Election Commission should stop being an ostrich hiding its head in the sand and own up courageously to its fundamental flaws to seek the co-operation of all political parties to do a better job of its constitutional mandate to conduct free, fair and clean elections
by Lim Kit Siang
(Penang, Wednesday): The Election Commission should stop being an ostrich hiding its head in the sand and own up courageously to its fundamental flaws and seek the co-operation of all political parties to do a better job of its constitutional mandate to conduct free, fair and clean elections.
Election Commission Chairman Datuk Wira Abdul Rashid Abdul Rahman yesterday accused me of “keterlaluan” in making various allegations against the Election Commission without proof. (Berita Harian)
I would like to ask Rashid what are the criticisms which I had levelled against the Election Commission for failing its constitutional mandate to conduct free, fair and clean elections which he requires proof, and I am prepared to compile a full dossier of such substantiation for him.
I had in the past few days called on the Election Commission to stop wasting time and resources on less essential and even trivial matters like poster/banner monitoring squads and focus on its primary constitutional duties to conduct free, fair and clean elections, and I stand by my criticisms.
Election Commission secretary Datuk Wan Ahmad Wan Omar said on Saturday that an election monitoring squad will be set up for each of the parliamentary constituencies to monitor polling day and campaigns during elections.
The squad, equipped with two four-wheel-drive vehicles, would include commission officials, candidates and representatives from the police and local authorities, to move around the constituency during the campaigning period to ensure all candidates adhere to the stipulated legislation and by-laws.

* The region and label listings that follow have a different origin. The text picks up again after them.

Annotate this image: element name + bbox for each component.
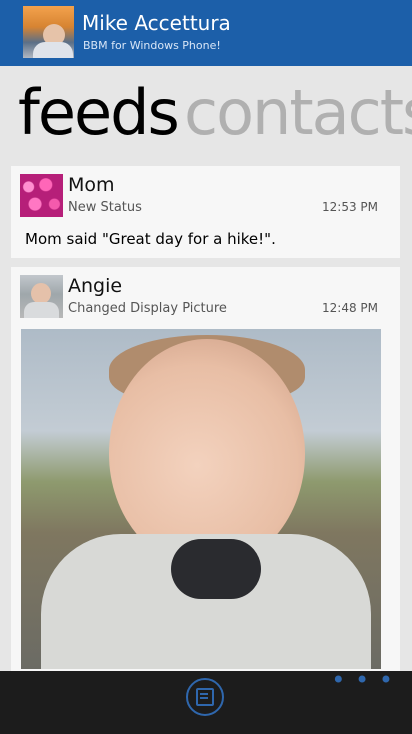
feed-item-angie[interactable]: Angie Changed Display Picture 12:48 PM <box>11 267 400 671</box>
feed-message: Mom said "Great day for a hike!". <box>25 230 276 248</box>
compose-button[interactable] <box>186 678 224 716</box>
avatar-shoulders-shape <box>33 42 73 58</box>
feed-activity: Changed Display Picture <box>68 301 227 316</box>
more-button[interactable]: • • • <box>331 668 394 692</box>
angie-avatar <box>20 275 63 318</box>
display-picture[interactable] <box>21 329 381 669</box>
my-avatar[interactable] <box>23 6 74 58</box>
photo-collar-shape <box>171 539 261 599</box>
thumb-body-shape <box>24 302 59 318</box>
feed-item-mom[interactable]: Mom New Status 12:53 PM Mom said "Great … <box>11 166 400 258</box>
my-name: Mike Accettura <box>82 11 231 35</box>
feed-sender: Angie <box>68 275 123 297</box>
mom-avatar <box>20 174 63 217</box>
tab-contacts[interactable]: contacts <box>184 76 412 149</box>
my-status: BBM for Windows Phone! <box>83 39 221 52</box>
application-bar: • • • <box>0 668 412 734</box>
feed-time: 12:48 PM <box>322 301 378 315</box>
feed-sender: Mom <box>68 174 115 196</box>
pivot-header: feeds contacts <box>0 66 412 160</box>
feed-time: 12:53 PM <box>322 200 378 214</box>
top-bar: Mike Accettura BBM for Windows Phone! <box>0 0 412 66</box>
thumb-face-shape <box>31 283 51 304</box>
feed-activity: New Status <box>68 200 142 215</box>
compose-icon <box>196 688 214 706</box>
tab-feeds[interactable]: feeds <box>18 76 180 149</box>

The squad would be empowered to stop any activity which contravenes the law and take action against the offenders. It would be assigned to immediately remove banners or posters displayed at unauthorised areas and stop campaigners who give political speeches after the stipulated time.
I have described this as one of the most ridiculous proposals to come out of the Election Commission, not just because no candidate in any election would be so free as to be tied down in such a squad but because of the Election Commission’s total misconstruction of its constitutional mandate and what should be its primary responsibilities.
Something is very wrong about the Election Commission’s sense of priorities and its understanding of its constitutional mandate and responsibilities when it regards posters and banners as more important than the scandal of three million “phantom voters” who represent some 30 per cent of the total registered electorate, two million eligible voters but who are not on the electoral register and could not exercise their constitutional right to vote in an election, electoral abuses such as money politics, corrupt misuse of public resources and unfair media.
I had outlined eight areas which deserve higher priority and immediate attention of the Election Commission than minor or trivial concerns like poster/banner monitoring squads, viz:
There is an important ninth item to ensure an independent and credible Election Commission but this is outside the powers and jurisdiction of the Election Commission. As warned by University Kebangsaan Malaysia’s Institute of Malaysian and International Studies (Ikmas) after a two-year study, the Malaysian electoral system and the Election Commission are facing a grave crisis of credibility, legitimacy and confidence, and topping the list of its urgent major reforms is the discontinuance of civil service appointees to the Election Commission with the post of Chairman and commissioners filled by leading public figures from diverse backgrounds such as judiciary, academia, relevant professional bodies and former senior diplomats.
Rashid can also refer to Election Watch reports on the previous general elections for more documentation on the failures of the Election Commission to carry out its primary constitutional responsibility to conduct free, fair and clean elections, for instance, the Interim Report of the 1999 Malaysian General Election by Malaysian Citizens’ Election Watch which cast grave doubts on the ability of the Election Commission to conduct free, fair and clean elections.
The Election Commission should also stop playing favourites between ruling and opposition parties, when it should treat all political parties equally. Why should the Election Commission be meeting the ruling parties today and Opposition parties tomorrow when it should be meeting all political parties, whether ruling or opposition, together in the same meeting to discuss its three proposals to be tabled at the next parliamentary meeting, including its “Akujanji” proposal for candidates and political parties?